I enjoyed getting codeexplorer to write its own README.md
and DEVELOPING.md
,
although I did feel the need to make them a bit less happy-clappy. Once you’ve
worked with AIs for a while it becomes pretty easy to spot AI’s writing. It’s
pretty nice and clear, but there are obvious giveaways like Bulleted Lists That
Start With Bold Terms. And just the way the writing works; it feels … too
smooth somehow. Anyway, “too smooth” isn’t actually that bad for a
DEVELOPING.md
!
I also refactored codeexplorer
to add a chat loop. If you run it with --chat
then you can further prompt the model after it’s completed a task — for
example to get it to tweak some code it’s just written in response to an error.
Overall, codeexplorer
is definitely still really simple.
Aider, which I’ve also used, is way fancier and more
capable. But codeexplorer
hews true to its original goal, showing just how
little code you have to write to make an AI model into a fully fledged coding
helper. I still find its simplicity endearing, and it’s the tool I come back to
when I want to get an AI to write some code for me.
What’s next?
I’m starting to reach a point where my AI tools are good enough. Now Rapport has tool-use and codeexplorer has chat mode, I’ve ticket off most of the things that I felt lacking in day to day use.
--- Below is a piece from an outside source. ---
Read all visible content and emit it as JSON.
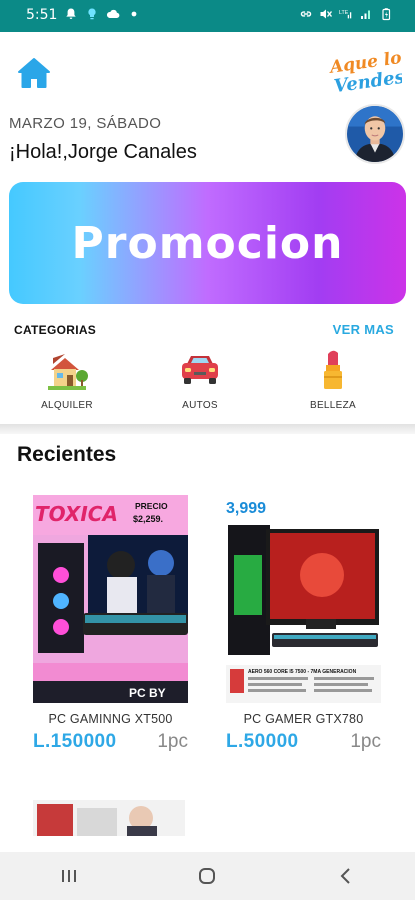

I’m not quite sure what I’ll do next. I am starting to hanker a little after doing some more work on toykv, finishing up the range-scan functionality I never got working well. Somehow, the browser tab holding “Programming Rust” is still open after not having written any Rust for over a year now. Perhaps it’s time to blow the dust off and get back to it.
Perhaps something else will catch my eye. So far it’s been a good five months of coding this year!